Тень, немного поколебавшись, нерешительно выступила из осинок на свет. Это был совсем молодой светловолосый парень – лет, наверное, двадцати, а то и младше. Страшно худой, с глубоко запавшими глазами, одетый в когда-то добротную, а теперь изгвазданную торфом, изодранную солдатскую шинель, в которой местами еще угадывался серый мышиный цвет. Парень переминался босыми ногами по шишкам и старой хвое, обнимал себя руками и дрожал крупной дрожью – то ли от холода, то ли от страха.

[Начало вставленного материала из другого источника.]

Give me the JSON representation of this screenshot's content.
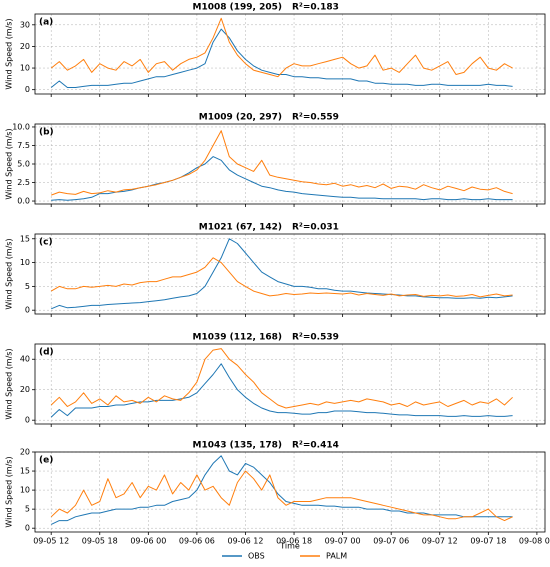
{
  "chart_data": {
    "type": "line",
    "xlabel": "Time",
    "x": [
      "09-05 12",
      "09-05 13",
      "09-05 14",
      "09-05 15",
      "09-05 16",
      "09-05 17",
      "09-05 18",
      "09-05 19",
      "09-05 20",
      "09-05 21",
      "09-05 22",
      "09-05 23",
      "09-06 00",
      "09-06 01",
      "09-06 02",
      "09-06 03",
      "09-06 04",
      "09-06 05",
      "09-06 06",
      "09-06 07",
      "09-06 08",
      "09-06 09",
      "09-06 10",
      "09-06 11",
      "09-06 12",
      "09-06 13",
      "09-06 14",
      "09-06 15",
      "09-06 16",
      "09-06 17",
      "09-06 18",
      "09-06 19",
      "09-06 20",
      "09-06 21",
      "09-06 22",
      "09-06 23",
      "09-07 00",
      "09-07 01",
      "09-07 02",
      "09-07 03",
      "09-07 04",
      "09-07 05",
      "09-07 06",
      "09-07 07",
      "09-07 08",
      "09-07 09",
      "09-07 10",
      "09-07 11",
      "09-07 12",
      "09-07 13",
      "09-07 14",
      "09-07 15",
      "09-07 16",
      "09-07 17",
      "09-07 18",
      "09-07 19",
      "09-07 20",
      "09-07 21"
    ],
    "xlim": [
      "09-05 10",
      "09-08 01"
    ],
    "xticks": [
      "09-05 12",
      "09-05 18",
      "09-06 00",
      "09-06 06",
      "09-06 12",
      "09-06 18",
      "09-07 00",
      "09-07 06",
      "09-07 12",
      "09-07 18",
      "09-08 00"
    ],
    "grid": true,
    "series": [
      {
        "name": "OBS",
        "color": "#1f77b4"
      },
      {
        "name": "PALM",
        "color": "#ff7f0e"
      }
    ],
    "panels": [
      {
        "label": "(a)",
        "title": "M1008 (199, 205)",
        "annotation": "R²=0.183",
        "ylabel": "Wind Speed (m/s)",
        "ylim": [
          -2,
          35
        ],
        "yticks": [
          0,
          10,
          20,
          30
        ],
        "series": [
          {
            "values": [
              1,
              4,
              1,
              1,
              1.5,
              2,
              2,
              2,
              2.5,
              3,
              3,
              4,
              5,
              6,
              6,
              7,
              8,
              9,
              10,
              12,
              22,
              28,
              24,
              18,
              14,
              11,
              9,
              8,
              7,
              7,
              6,
              6,
              5.5,
              5.5,
              5,
              5,
              5,
              5,
              4,
              4,
              3,
              3,
              2.5,
              2.5,
              2.5,
              2,
              2,
              2.5,
              2.5,
              2,
              2,
              2,
              2,
              2,
              2.5,
              2,
              2,
              1.5
            ]
          },
          {
            "values": [
              10,
              13,
              9,
              11,
              14,
              8,
              12,
              10,
              9,
              13,
              11,
              14,
              8,
              12,
              13,
              9,
              12,
              14,
              15,
              17,
              24,
              33,
              22,
              16,
              12,
              9,
              8,
              7,
              6,
              10,
              12,
              11,
              11,
              12,
              13,
              14,
              15,
              12,
              10,
              11,
              16,
              9,
              10,
              8,
              12,
              16,
              10,
              9,
              11,
              13,
              7,
              8,
              12,
              15,
              10,
              9,
              12,
              10
            ]
          }
        ]
      },
      {
        "label": "(b)",
        "title": "M1009 (20, 297)",
        "annotation": "R²=0.559",
        "ylabel": "Wind Speed (m/s)",
        "ylim": [
          -0.4,
          10.4
        ],
        "yticks": [
          {
            "value": 0,
            "label": "0.0"
          },
          {
            "value": 2.5,
            "label": "2.5"
          },
          {
            "value": 5,
            "label": "5.0"
          },
          {
            "value": 7.5,
            "label": "7.5"
          },
          {
            "value": 10,
            "label": "10.0"
          }
        ],
        "series": [
          {
            "values": [
              0.1,
              0.2,
              0.1,
              0.2,
              0.3,
              0.5,
              1,
              1,
              1.2,
              1.3,
              1.5,
              1.8,
              2,
              2.3,
              2.5,
              2.8,
              3.2,
              3.8,
              4.5,
              5,
              6,
              5.5,
              4.2,
              3.5,
              3,
              2.5,
              2,
              1.8,
              1.5,
              1.3,
              1.2,
              1,
              0.9,
              0.8,
              0.7,
              0.6,
              0.5,
              0.5,
              0.4,
              0.4,
              0.4,
              0.3,
              0.3,
              0.3,
              0.3,
              0.3,
              0.2,
              0.3,
              0.3,
              0.2,
              0.2,
              0.3,
              0.2,
              0.2,
              0.3,
              0.2,
              0.2,
              0.2
            ]
          },
          {
            "values": [
              0.8,
              1.2,
              1,
              0.9,
              1.3,
              1,
              1.1,
              1.4,
              1.2,
              1.5,
              1.6,
              1.8,
              2,
              2.2,
              2.5,
              2.8,
              3.2,
              3.6,
              4.2,
              5.5,
              7.5,
              9.5,
              6,
              5,
              4.5,
              4,
              5.5,
              3.5,
              3.2,
              3,
              2.8,
              2.6,
              2.5,
              2.3,
              2.2,
              2.4,
              2,
              2.2,
              1.9,
              2.1,
              1.8,
              2.3,
              1.7,
              2,
              1.9,
              1.6,
              2.2,
              1.8,
              1.5,
              2,
              1.7,
              1.4,
              1.9,
              1.6,
              1.5,
              1.8,
              1.3,
              1
            ]
          }
        ]
      },
      {
        "label": "(c)",
        "title": "M1021 (67, 142)",
        "annotation": "R²=0.031",
        "ylabel": "Wind Speed (m/s)",
        "ylim": [
          -0.8,
          16
        ],
        "yticks": [
          0,
          5,
          10,
          15
        ],
        "series": [
          {
            "values": [
              0.3,
              1,
              0.5,
              0.6,
              0.8,
              1,
              1,
              1.2,
              1.3,
              1.4,
              1.5,
              1.6,
              1.8,
              2,
              2.2,
              2.5,
              2.8,
              3,
              3.5,
              5,
              8,
              11,
              15,
              14,
              12,
              10,
              8,
              7,
              6,
              5.5,
              5,
              5,
              4.8,
              4.5,
              4.5,
              4.2,
              4,
              4,
              3.8,
              3.6,
              3.5,
              3.4,
              3.3,
              3.2,
              3,
              3,
              2.8,
              2.7,
              2.6,
              2.6,
              2.5,
              2.5,
              2.6,
              2.5,
              2.7,
              2.6,
              2.8,
              3
            ]
          },
          {
            "values": [
              4,
              5,
              4.5,
              4.5,
              5,
              4.8,
              5,
              5.2,
              5,
              5.5,
              5.3,
              5.8,
              6,
              6,
              6.5,
              7,
              7,
              7.5,
              8,
              9,
              11,
              10,
              8,
              6,
              5,
              4,
              3.5,
              3,
              3.2,
              3.5,
              3.3,
              3.4,
              3.6,
              3.5,
              3.6,
              3.5,
              3.4,
              3.6,
              3.2,
              3.5,
              3.3,
              3.1,
              3.4,
              3,
              3.2,
              3.3,
              2.9,
              3.1,
              3,
              3.2,
              2.9,
              3,
              3.3,
              2.8,
              3.1,
              3.4,
              3,
              3.2
            ]
          }
        ]
      },
      {
        "label": "(d)",
        "title": "M1039 (112, 168)",
        "annotation": "R²=0.539",
        "ylabel": "Wind Speed (m/s)",
        "ylim": [
          -2.5,
          50
        ],
        "yticks": [
          0,
          20,
          40
        ],
        "series": [
          {
            "values": [
              2,
              7,
              3,
              8,
              8,
              8,
              9,
              9,
              10,
              10,
              11,
              12,
              12,
              13,
              13,
              13,
              14,
              15,
              18,
              24,
              30,
              37,
              28,
              20,
              15,
              11,
              8,
              6,
              5,
              5,
              4.5,
              4,
              4,
              5,
              5,
              6,
              6,
              6,
              5.5,
              5,
              5,
              4.5,
              4,
              3.5,
              3.5,
              3,
              3,
              3,
              3,
              2.5,
              2.5,
              3,
              2.5,
              2.5,
              3,
              2.5,
              2.5,
              3
            ]
          },
          {
            "values": [
              10,
              15,
              9,
              12,
              18,
              11,
              14,
              10,
              16,
              12,
              13,
              11,
              15,
              12,
              16,
              14,
              13,
              18,
              25,
              40,
              46,
              47,
              40,
              36,
              30,
              25,
              18,
              14,
              10,
              8,
              9,
              10,
              11,
              10,
              12,
              11,
              12,
              13,
              12,
              14,
              13,
              12,
              10,
              11,
              9,
              12,
              10,
              11,
              12,
              9,
              11,
              13,
              10,
              12,
              11,
              14,
              10,
              15
            ]
          }
        ]
      },
      {
        "label": "(e)",
        "title": "M1043 (135, 178)",
        "annotation": "R²=0.414",
        "ylabel": "Wind Speed (m/s)",
        "ylim": [
          -1,
          20
        ],
        "yticks": [
          0,
          5,
          10,
          15,
          20
        ],
        "series": [
          {
            "values": [
              1,
              2,
              2,
              3,
              3.5,
              4,
              4,
              4.5,
              5,
              5,
              5,
              5.5,
              5.5,
              6,
              6,
              7,
              7.5,
              8,
              10,
              14,
              17,
              19,
              15,
              14,
              17,
              16,
              14,
              12,
              9,
              7,
              6.5,
              6,
              6,
              6,
              5.8,
              5.8,
              5.5,
              5.5,
              5.5,
              5,
              5,
              5,
              4.5,
              4.5,
              4,
              4,
              4,
              3.5,
              3.5,
              3.5,
              3.5,
              3,
              3,
              3,
              3,
              3,
              3,
              3
            ]
          },
          {
            "values": [
              3,
              5,
              4,
              6,
              10,
              6,
              7,
              13,
              8,
              9,
              12,
              8,
              11,
              10,
              14,
              9,
              12,
              10,
              14,
              10,
              11,
              8,
              6,
              12,
              15,
              13,
              10,
              14,
              8,
              6,
              7,
              7,
              7,
              7.5,
              8,
              8,
              8,
              8,
              7.5,
              7,
              6.5,
              6,
              5.5,
              5,
              4.5,
              4,
              3.5,
              3.5,
              3,
              2.5,
              2.5,
              3,
              3,
              4,
              5,
              3,
              2,
              3
            ]
          }
        ]
      }
    ]
  }
}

– Ну, чего жмесси – к котлу вали! Али солдата учить надо? – прикрикнул Степан.
А Мерява поманила парня рукой в змеиных браслетах.
Тот вздрогнул, как от удара, когда его назвали солдатом. Но подошел покорно, как зачарованный, опустился на мох у ног Мерявы.
– Вот, так-то лучше, – одобрил Степан. – Ложка-то есть у тебя?
Парень, будто во сне, медленно вытащил из-за пазухи обгрызенную алюминиевую ложку. Тоскливый взгляд его не отрывался от котла, где булькала фасоль с грудинкой.
– А есть, так и лопай. Чего глядеть-то. Тут, паря, нынче на всех хватит!
Парень оглянулся нерешительно на Меряву – та кивнула, не размыкая губ. Звякнули подвески. Тихо вздохнула бабка Марья.
Парень, еще не веря, все так же медленно запустил ложку в котел – и вдруг начал есть быстро и жадно, почти не жуя, давясь и кашляя. А потом плечи его затряслись. Он ел и беззвучно плакал, и слезы капали в варево.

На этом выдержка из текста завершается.